Incident-response without NTP
While we patiently await the arrival of this month's patches from Microsoft (and everyone else who publishes today) I have a little thought experiment for you. We all know that the internet doesn't work too efficiently if DNS isn't working or present. NTP is just as critical for your security infrastructure. Without reliable clock synchronization, piecing together what happened during an incident can become extremely difficult.
Consider a hypothetical services network and DMZ: there's an external firewall, a couple of webservers, an inner firewall with a database server behind it. Let's also assume that something bad happened to the webservers a couple of months ago and you've been brought in as a consultant to piece together the order of events and figure out what the attacker did. The web administration team, and the database team, and the firewall team have all provided your request for logs and you've got them on your system of choice.
More About NTP
For a complete background on NTP I recommend: http://www.ntp.org/ntpfaq
There are two main types of clock error that we are concerned with in this example:
- Clock Skew also called Accuracy, determines how close a clock is to an official time reference.
- Clock Drift or the change in accuracy over time.
Common clock hardware is not very accurate; an error of 0.001% causes a clock to be off by nearly one second per day.
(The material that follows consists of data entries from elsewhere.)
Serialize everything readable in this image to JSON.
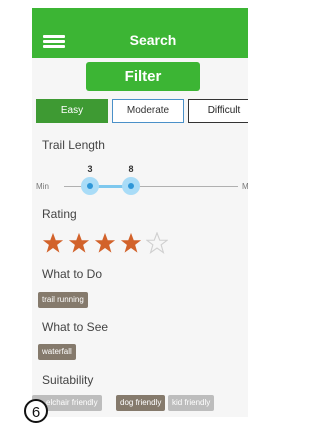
{
  "header": {
    "title": "Search",
    "menu_icon": "hamburger-menu-icon",
    "color": "#3cb534"
  },
  "filter_button": {
    "label": "Filter"
  },
  "difficulty": {
    "options": [
      {
        "label": "Easy",
        "selected": true
      },
      {
        "label": "Moderate",
        "selected": false
      },
      {
        "label": "Difficult",
        "selected": false
      }
    ]
  },
  "trail_length": {
    "label": "Trail Length",
    "min_label": "Min",
    "max_label": "M",
    "low_value": "3",
    "high_value": "8"
  },
  "rating": {
    "label": "Rating",
    "value": 4,
    "max": 5,
    "star_color": "#d2622a"
  },
  "what_to_do": {
    "label": "What to Do",
    "tags": [
      "trail running"
    ]
  },
  "what_to_see": {
    "label": "What to See",
    "tags": [
      "waterfall"
    ]
  },
  "suitability": {
    "label": "Suitability",
    "tags": [
      "elchair friendly",
      "dog friendly",
      "kid friendly"
    ]
  },
  "step_badge": {
    "label": "6"
  }
}
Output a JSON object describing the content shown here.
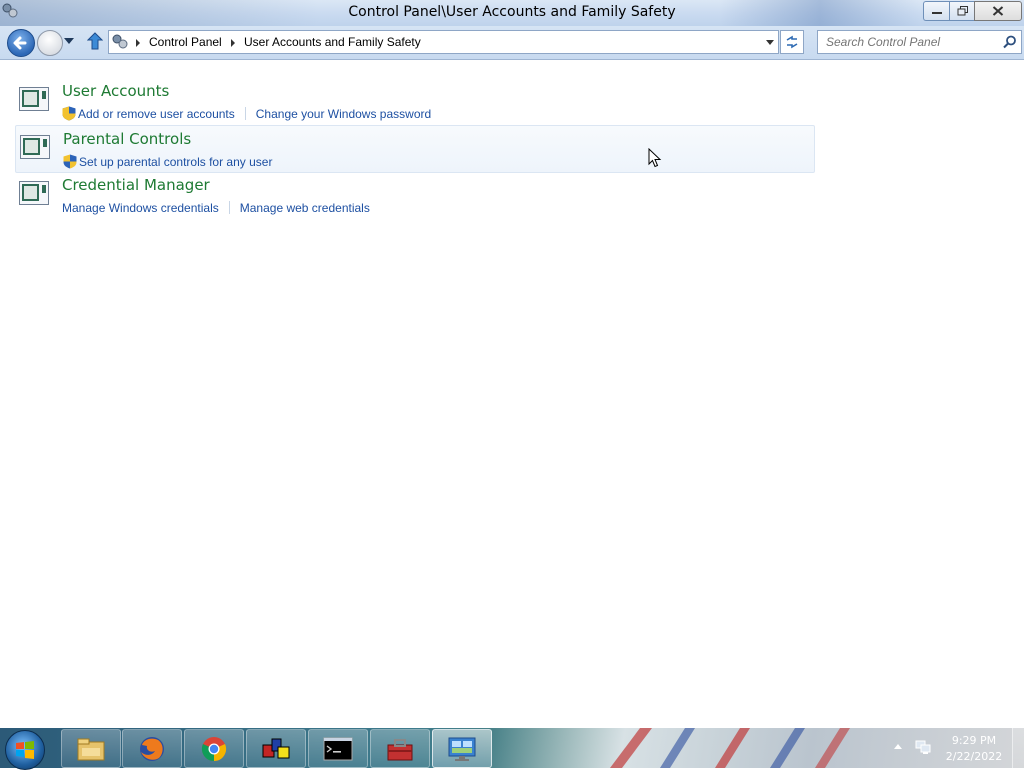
{
  "window": {
    "title": "Control Panel\\User Accounts and Family Safety"
  },
  "navbar": {
    "breadcrumbs": [
      "Control Panel",
      "User Accounts and Family Safety"
    ],
    "search_placeholder": "Search Control Panel"
  },
  "categories": [
    {
      "title": "User Accounts",
      "icon": "user-accounts-icon",
      "links": [
        {
          "label": "Add or remove user accounts",
          "shield": true
        },
        {
          "label": "Change your Windows password",
          "shield": false
        }
      ]
    },
    {
      "title": "Parental Controls",
      "icon": "parental-controls-icon",
      "highlighted": true,
      "links": [
        {
          "label": "Set up parental controls for any user",
          "shield": true
        }
      ]
    },
    {
      "title": "Credential Manager",
      "icon": "credential-manager-icon",
      "links": [
        {
          "label": "Manage Windows credentials",
          "shield": false
        },
        {
          "label": "Manage web credentials",
          "shield": false
        }
      ]
    }
  ],
  "taskbar": {
    "apps": [
      "file-explorer-icon",
      "firefox-icon",
      "chrome-icon",
      "app-red-blue-yellow-icon",
      "command-prompt-icon",
      "toolbox-icon",
      "control-panel-icon"
    ],
    "active_app": "control-panel-icon",
    "clock_time": "9:29 PM",
    "clock_date": "2/22/2022"
  },
  "colors": {
    "category_title": "#1e7a33",
    "link": "#1e50a2",
    "titlebar": "#c9daf0"
  }
}
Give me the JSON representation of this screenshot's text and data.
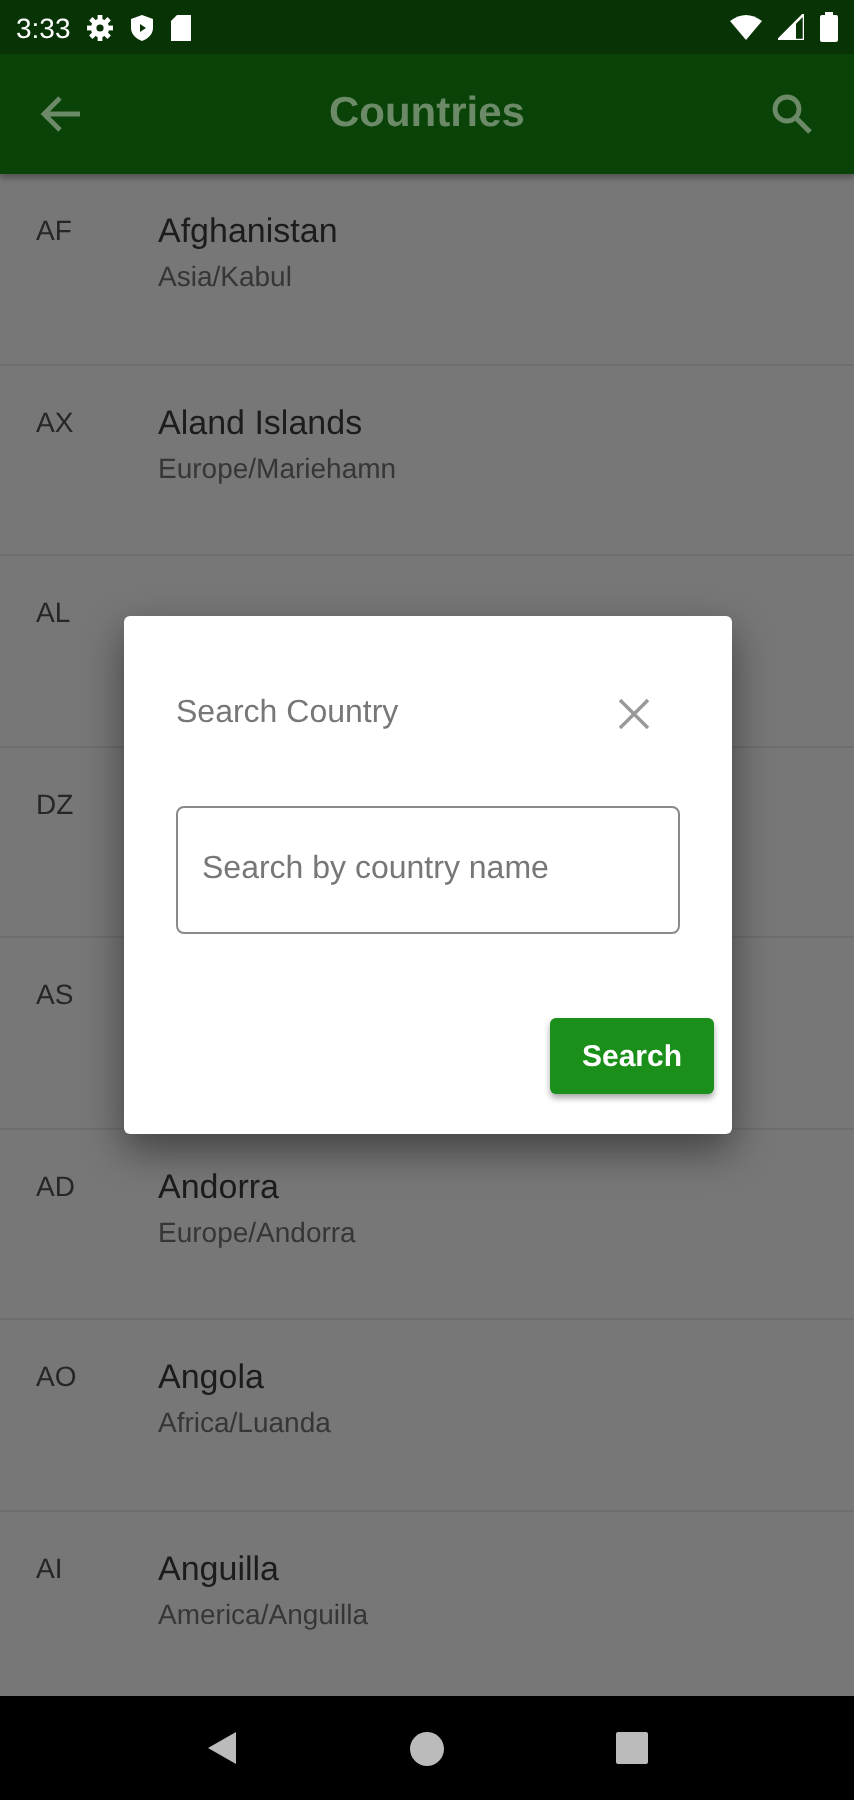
{
  "status_bar": {
    "time": "3:33"
  },
  "app_bar": {
    "title": "Countries"
  },
  "countries": [
    {
      "code": "AF",
      "name": "Afghanistan",
      "timezone": "Asia/Kabul"
    },
    {
      "code": "AX",
      "name": "Aland Islands",
      "timezone": "Europe/Mariehamn"
    },
    {
      "code": "AL"
    },
    {
      "code": "DZ"
    },
    {
      "code": "AS"
    },
    {
      "code": "AD",
      "name": "Andorra",
      "timezone": "Europe/Andorra"
    },
    {
      "code": "AO",
      "name": "Angola",
      "timezone": "Africa/Luanda"
    },
    {
      "code": "AI",
      "name": "Anguilla",
      "timezone": "America/Anguilla"
    }
  ],
  "dialog": {
    "title": "Search Country",
    "search_field": {
      "placeholder": "Search by country name"
    },
    "button": "Search"
  }
}
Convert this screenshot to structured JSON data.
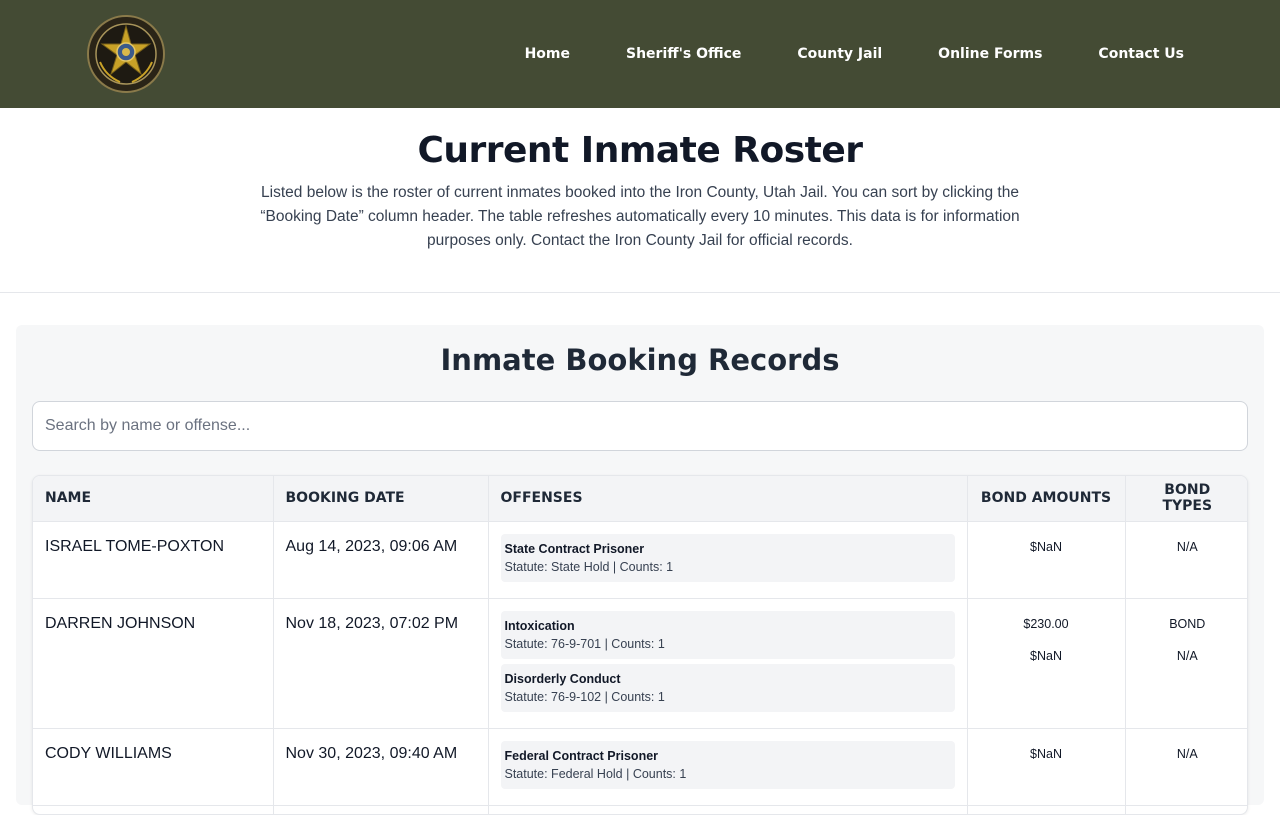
{
  "nav": {
    "items": [
      "Home",
      "Sheriff's Office",
      "County Jail",
      "Online Forms",
      "Contact Us"
    ]
  },
  "intro": {
    "title": "Current Inmate Roster",
    "description": "Listed below is the roster of current inmates booked into the Iron County, Utah Jail. You can sort by clicking the “Booking Date” column header. The table refreshes automatically every 10 minutes. This data is for information purposes only. Contact the Iron County Jail for official records."
  },
  "records": {
    "title": "Inmate Booking Records",
    "search_placeholder": "Search by name or offense...",
    "columns": [
      "NAME",
      "BOOKING DATE",
      "OFFENSES",
      "BOND AMOUNTS",
      "BOND TYPES"
    ],
    "rows": [
      {
        "name": "ISRAEL TOME-POXTON",
        "date": "Aug 14, 2023, 09:06 AM",
        "offenses": [
          {
            "name": "State Contract Prisoner",
            "meta": "Statute: State Hold | Counts: 1"
          }
        ],
        "bond_amounts": [
          "$NaN"
        ],
        "bond_types": [
          "N/A"
        ]
      },
      {
        "name": "DARREN JOHNSON",
        "date": "Nov 18, 2023, 07:02 PM",
        "offenses": [
          {
            "name": "Intoxication",
            "meta": "Statute: 76-9-701 | Counts: 1"
          },
          {
            "name": "Disorderly Conduct",
            "meta": "Statute: 76-9-102 | Counts: 1"
          }
        ],
        "bond_amounts": [
          "$230.00",
          "$NaN"
        ],
        "bond_types": [
          "BOND",
          "N/A"
        ]
      },
      {
        "name": "CODY WILLIAMS",
        "date": "Nov 30, 2023, 09:40 AM",
        "offenses": [
          {
            "name": "Federal Contract Prisoner",
            "meta": "Statute: Federal Hold | Counts: 1"
          }
        ],
        "bond_amounts": [
          "$NaN"
        ],
        "bond_types": [
          "N/A"
        ]
      }
    ]
  },
  "colors": {
    "header_bg": "#444b34",
    "badge_gold": "#c9a227",
    "panel_bg": "#f6f7f8"
  },
  "icons": {
    "logo": "sheriff-star-badge-icon"
  }
}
We can expect most clocks to have one second of drift every 2 days. The oscillator used in computer clocks can be influenced by changes in local temperature, and the quality of the electricity feeding the system. Update: Joanne wrote in to point out that the accuracies that I've cited in this paragraph are an order of magnitude better than what one would expect in computer hardware. We'll see later in some example data how optimistic my values were.
Today's Challenge
How do you begin order the events between the systems? First I'll solicit general approaches via comments and email, later I'll summarize and provide some example data to illustrate the most popular/promising approaches.
Example Data
Let's take a look at what the web team and the firewall team sent to us.
Date Time Event Epoch
Web1:
1/1/1972 13:24:04 First Request from badguy 262990.55837962962963
1/1/1972 13:24:04 2nd Request from badguy 262990.55837962962963
1/1/1972 13:24:04 3rd Request from badguy 262990.55837962962963
1/1/1972 13:24:05 4th Request from badguy 262990.558391203703704
1/1/1972 13:24:09 5th Request from badguy 262990.5584375
Web 2:
1/1/1972 13:25:37 First Request from badguy 262990.559456018518519
1/1/1972 13:25:41 2nd Request from badguy 262990.559502314814815
1/1/1972 13:25:57 3rd Request from badguy 262990.5596875
1/1/1972 13:26:49 4th Request from badguy 262990.560289351851852
1/1/1972 13:26:59 5th Request from badguy 262990.560405092592593
1/1/1972 13:27:42 6th Request from badguy 262990.560902777777778
Firewall:
1/1/1972 7:00:41 Accept "tcp_80" "34153" "bad_guy_ip" "web1" 262990.292141203703704
1/1/1972 7:00:43 Accept "tcp_80" "34154" "bad_guy_ip" "web1" 262990.292164351851852
1/1/1972 7:00:45 Accept "tcp_80" "34155" "bad_guy_ip" "web1" 262990.2921875
1/1/1972 7:00:49 Accept "tcp_80" "34156" "bad_guy_ip" "web1" 262990.292233796296296
1/1/1972 7:00:52 Accept "tcp_80" "34157" "bad_guy_ip" "web1" 262990.292268518518518
1/1/1972 7:02:27 Accept "tcp_80" "59498" "bad_guy_ip" "web2" 262990.293368055555556
1/1/1972 7:02:31 Accept "tcp_80" "59499" "bad_guy_ip" "web2" 262990.293414351851852
1/1/1972 7:02:47 Accept "tcp_80" "59500" "bad_guy_ip" "web2" 262990.293599537037037
1/1/1972 7:03:39 Accept "tcp_80" "59501" "bad_guy_ip" "web2" 262990.294201388888889
1/1/1972 7:03:49 Accept "tcp_80" "59502" "bad_guy_ip" "web2" 262990.29431712962963
1/1/1972 7:04:32 Accept "tcp_80" "59503" "bad_guy_ip" "web2" 262990.294814814814815
I've merged added the epoch column since that will help some folks apply their favorite methods and trimmed the logs from the three systems down to the activity of one suspicious IP address.
My Naive Approach
My initial assumption is that we should be able to account for the bias between the clocks on sufficiently-small windows of time. We will not likely come up with a simple formula to correct several months-worth of logs. However, for critical periods, we should be able to knit together log events from multiple systems, identify the clock bias, and account for it in the ultimate investigative timeline. So my approach is to pick a small time-frame of events, pick a system to be the reference point, tie events together manually a bit, and plot it out to see if there is a simple linear relationship, or if we have other issues.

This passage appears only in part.